Лосев глядел, как молодость усердно пьет за него, и сам выпил, потому что особая зоркость ему уже больше не требовалась. Сверх меры все углядел. И сверх меры устал. Он бывал так выжат после съемок, после труднейшей, не дававшейся сцены, когда только к самому концу смены что-то начинало получаться, прояснялось, доходило до ума и у актеров и у самого. Но уже был сорван голос, иссушены глаза, саднило сердце.
Лосев прижал ладони к лицу, перемогая усталость. Это было не его движение, это движение он перенял сегодня у Тани.
— Видишь! — услышал он ликующий голос Чары.— Видишь!
Приметливый, подумалось Лосеву, да только все наоборот.
9
Он поднялся, ощутив себя в каком-то новом качестве, понимая, что может уйти, никого не обидев и не ссылаясь на усталость, а потому, что должно ему уйти, чтобы дать молодым свободу, этим взрослым детям — детям! — свободу от его отцовской — отцовской! — опеки. И его не стали удерживать, ибо его уход был понят именно так, как понят был им самим. Новое чувство, странное, неизведанное. И обрадовало, что Чары огорчило его решение уйти. Но и Чары, взглянув огорченно, не стал его удерживать. А Таня сказала:
— Вам действительно надо отдохнуть. Акклиматизироваться надо. Ведь в Москве, когда мы вылетали, было семь градусов тепла, а здесь до тридцати.
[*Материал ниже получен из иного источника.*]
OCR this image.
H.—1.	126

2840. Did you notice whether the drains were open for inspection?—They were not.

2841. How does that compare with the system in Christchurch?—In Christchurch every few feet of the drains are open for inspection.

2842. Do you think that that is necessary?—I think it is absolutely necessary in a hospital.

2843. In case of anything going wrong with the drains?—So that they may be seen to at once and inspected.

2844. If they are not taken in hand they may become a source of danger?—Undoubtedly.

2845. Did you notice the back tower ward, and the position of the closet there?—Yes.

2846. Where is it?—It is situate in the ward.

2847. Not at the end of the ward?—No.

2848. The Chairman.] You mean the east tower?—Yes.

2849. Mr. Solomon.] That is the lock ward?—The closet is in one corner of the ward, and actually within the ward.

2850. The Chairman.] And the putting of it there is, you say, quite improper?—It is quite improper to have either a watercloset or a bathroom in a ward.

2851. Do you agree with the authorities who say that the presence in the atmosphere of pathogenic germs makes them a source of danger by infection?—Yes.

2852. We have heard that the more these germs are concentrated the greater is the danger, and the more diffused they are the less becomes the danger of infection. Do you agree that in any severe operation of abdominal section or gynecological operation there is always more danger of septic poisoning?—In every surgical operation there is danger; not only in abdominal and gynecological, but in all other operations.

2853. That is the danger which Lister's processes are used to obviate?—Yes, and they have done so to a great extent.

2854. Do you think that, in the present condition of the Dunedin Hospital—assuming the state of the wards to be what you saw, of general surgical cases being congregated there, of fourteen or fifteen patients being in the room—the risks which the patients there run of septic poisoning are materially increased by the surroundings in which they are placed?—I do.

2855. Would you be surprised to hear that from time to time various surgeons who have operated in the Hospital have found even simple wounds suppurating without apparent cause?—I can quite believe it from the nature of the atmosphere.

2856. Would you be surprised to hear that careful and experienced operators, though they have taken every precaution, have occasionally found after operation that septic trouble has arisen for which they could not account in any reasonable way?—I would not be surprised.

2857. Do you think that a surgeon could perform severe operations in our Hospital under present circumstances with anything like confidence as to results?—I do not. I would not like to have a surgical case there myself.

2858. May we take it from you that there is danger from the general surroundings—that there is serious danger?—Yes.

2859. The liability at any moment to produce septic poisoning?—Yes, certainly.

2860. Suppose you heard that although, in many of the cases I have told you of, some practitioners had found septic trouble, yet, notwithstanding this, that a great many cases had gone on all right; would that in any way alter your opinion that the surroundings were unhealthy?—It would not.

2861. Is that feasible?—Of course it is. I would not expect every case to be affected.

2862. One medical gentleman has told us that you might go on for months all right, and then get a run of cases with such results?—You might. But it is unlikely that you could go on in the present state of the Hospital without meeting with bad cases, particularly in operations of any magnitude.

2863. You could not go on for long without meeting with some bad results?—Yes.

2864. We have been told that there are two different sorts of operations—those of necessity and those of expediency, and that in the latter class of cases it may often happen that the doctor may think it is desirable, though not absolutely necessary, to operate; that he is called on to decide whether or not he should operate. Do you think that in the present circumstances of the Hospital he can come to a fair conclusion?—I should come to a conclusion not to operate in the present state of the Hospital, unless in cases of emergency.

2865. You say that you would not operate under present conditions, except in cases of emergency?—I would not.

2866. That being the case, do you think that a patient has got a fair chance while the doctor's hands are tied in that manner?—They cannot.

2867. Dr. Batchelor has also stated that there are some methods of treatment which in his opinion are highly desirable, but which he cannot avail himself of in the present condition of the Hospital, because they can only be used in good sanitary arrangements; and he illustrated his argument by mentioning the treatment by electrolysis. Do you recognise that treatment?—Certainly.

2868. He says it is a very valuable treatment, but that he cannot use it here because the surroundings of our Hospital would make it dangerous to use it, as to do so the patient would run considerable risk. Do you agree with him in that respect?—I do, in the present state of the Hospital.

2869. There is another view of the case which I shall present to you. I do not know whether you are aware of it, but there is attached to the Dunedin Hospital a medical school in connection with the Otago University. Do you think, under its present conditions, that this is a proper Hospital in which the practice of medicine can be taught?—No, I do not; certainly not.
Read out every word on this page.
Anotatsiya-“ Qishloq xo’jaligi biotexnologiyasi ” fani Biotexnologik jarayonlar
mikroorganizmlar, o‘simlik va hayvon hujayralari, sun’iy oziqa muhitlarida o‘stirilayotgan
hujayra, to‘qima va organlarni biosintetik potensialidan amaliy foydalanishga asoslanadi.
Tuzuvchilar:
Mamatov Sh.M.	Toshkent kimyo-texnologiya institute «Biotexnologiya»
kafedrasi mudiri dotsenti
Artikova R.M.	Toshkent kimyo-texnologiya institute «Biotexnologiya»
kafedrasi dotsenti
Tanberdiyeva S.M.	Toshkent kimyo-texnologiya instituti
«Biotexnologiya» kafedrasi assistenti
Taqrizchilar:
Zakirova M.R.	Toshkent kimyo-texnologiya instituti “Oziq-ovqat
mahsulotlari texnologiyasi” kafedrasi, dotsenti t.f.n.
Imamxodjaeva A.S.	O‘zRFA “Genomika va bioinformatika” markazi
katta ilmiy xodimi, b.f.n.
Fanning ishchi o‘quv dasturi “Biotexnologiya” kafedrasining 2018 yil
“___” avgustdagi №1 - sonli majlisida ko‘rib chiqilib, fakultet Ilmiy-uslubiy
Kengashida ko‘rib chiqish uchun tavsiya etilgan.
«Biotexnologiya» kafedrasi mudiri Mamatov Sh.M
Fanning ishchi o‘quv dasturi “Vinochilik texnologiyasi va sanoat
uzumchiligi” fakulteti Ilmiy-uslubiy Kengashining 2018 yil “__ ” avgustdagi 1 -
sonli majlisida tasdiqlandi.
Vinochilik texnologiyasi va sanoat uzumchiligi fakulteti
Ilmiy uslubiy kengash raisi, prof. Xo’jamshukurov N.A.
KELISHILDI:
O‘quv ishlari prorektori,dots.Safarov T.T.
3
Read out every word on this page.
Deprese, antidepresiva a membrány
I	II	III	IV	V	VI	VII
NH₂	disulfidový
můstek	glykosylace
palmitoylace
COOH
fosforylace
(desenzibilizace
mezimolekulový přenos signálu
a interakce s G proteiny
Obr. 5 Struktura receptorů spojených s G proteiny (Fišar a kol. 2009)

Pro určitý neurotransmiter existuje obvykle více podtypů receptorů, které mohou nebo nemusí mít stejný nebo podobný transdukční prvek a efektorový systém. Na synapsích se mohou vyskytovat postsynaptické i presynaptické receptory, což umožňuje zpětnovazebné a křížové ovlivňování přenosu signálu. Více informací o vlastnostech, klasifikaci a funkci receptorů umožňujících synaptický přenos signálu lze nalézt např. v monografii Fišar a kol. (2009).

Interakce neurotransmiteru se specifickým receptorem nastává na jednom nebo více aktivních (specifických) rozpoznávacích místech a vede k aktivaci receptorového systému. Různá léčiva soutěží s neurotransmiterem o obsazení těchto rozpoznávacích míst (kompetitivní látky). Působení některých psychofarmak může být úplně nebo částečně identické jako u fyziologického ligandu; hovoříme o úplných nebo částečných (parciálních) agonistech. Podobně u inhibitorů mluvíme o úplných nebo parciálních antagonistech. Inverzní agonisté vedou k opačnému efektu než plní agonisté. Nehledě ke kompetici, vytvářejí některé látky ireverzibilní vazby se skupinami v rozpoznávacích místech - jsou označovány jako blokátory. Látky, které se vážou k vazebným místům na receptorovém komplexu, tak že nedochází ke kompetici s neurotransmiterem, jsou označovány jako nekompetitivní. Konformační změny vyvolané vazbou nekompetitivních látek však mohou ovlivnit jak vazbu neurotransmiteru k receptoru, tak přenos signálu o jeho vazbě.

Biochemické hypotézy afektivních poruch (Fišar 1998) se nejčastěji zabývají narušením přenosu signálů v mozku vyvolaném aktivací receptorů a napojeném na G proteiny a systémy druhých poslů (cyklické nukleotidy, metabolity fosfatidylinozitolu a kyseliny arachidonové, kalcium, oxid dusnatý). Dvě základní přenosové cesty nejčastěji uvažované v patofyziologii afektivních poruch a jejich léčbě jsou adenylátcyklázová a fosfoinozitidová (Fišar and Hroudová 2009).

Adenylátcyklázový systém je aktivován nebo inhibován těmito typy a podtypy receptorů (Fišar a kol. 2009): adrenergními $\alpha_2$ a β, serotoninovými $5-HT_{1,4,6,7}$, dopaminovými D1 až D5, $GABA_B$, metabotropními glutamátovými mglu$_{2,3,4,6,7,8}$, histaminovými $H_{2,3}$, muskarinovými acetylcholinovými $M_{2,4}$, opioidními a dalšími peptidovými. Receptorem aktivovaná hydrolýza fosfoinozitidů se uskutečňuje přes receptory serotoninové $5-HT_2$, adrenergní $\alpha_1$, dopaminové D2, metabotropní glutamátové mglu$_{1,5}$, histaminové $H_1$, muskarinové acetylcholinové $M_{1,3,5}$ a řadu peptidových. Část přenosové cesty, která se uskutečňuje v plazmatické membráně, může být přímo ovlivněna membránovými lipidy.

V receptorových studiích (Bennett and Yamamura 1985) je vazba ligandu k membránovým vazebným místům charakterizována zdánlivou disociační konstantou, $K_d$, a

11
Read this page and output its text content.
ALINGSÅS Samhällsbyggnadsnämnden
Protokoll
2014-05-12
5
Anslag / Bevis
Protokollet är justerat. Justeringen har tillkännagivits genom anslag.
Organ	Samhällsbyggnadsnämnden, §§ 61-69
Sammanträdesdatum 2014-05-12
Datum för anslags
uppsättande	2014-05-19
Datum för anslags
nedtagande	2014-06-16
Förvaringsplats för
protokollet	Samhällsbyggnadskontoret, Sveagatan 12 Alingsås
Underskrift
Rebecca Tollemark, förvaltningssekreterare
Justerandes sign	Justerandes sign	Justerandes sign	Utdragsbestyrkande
Но уйти ему не пришлось. Снова подал голос дверной звонок, посмелей, чем от руки Дамира, но и про этого человека нельзя было сказать, что он бесцеремонен. Очень сдержанно прозвучал звонок.
— Лена! — обрадовалась Таня, заспешив к двери.
— И наверняка со свитой,— сказал Дамир.— Принесут ли что выпить?
— Могли бы позвонить сперва по телефону,— помрачнел Чары. Он обернулся к Лосеву за поддержкой.— Почему-то считается в порядке вещей, что к Тане можно являться чуть ли не за полночь. Ну куда это годится?
— Верно, надо звонить, предупреждать,— сказал Лосев.
— А к ней без всякого звонка. Принимай. Пои чаем. Ставь пластинки. Ну куда это годится?
— Открытый дом, отверстая душа,— сказал Дамир.— Еще при Нине Васильевне заведено. Сколько себя помню, чуть беда, обидели мальчика — к ним. И напоят, и накормят, и спать уложат. В моем случае подставляли к тахте стул.
— Ну куда это годится?! — Глаза Чары вспыхнули гневом.— Караван-сарай! А когда я сказал ей об этом, она сказала, что я сухой человек. Андрей Андреевич, кто прав?
— Погоди, разберусь.
Явились, так сказать, всем ресторанным столиком: и Елена Кошелева, и бородатый философ, и оба литератора, взысканный и не взысканный удачей. А кстати, литераторы ли? Ведь сказано, у него стереотип мышления. Возможно, возможно, мышление тоже может притомиться. Лосев наклонился к Чары, спросил шепотом:
— Тот, нарядный, он кто?
— Никто точно не знает. Откликается на имя Сергей. Кажется, в звании капитана.
— У-у!
— Как вы знаете, рядом с нами проходит государственная граница.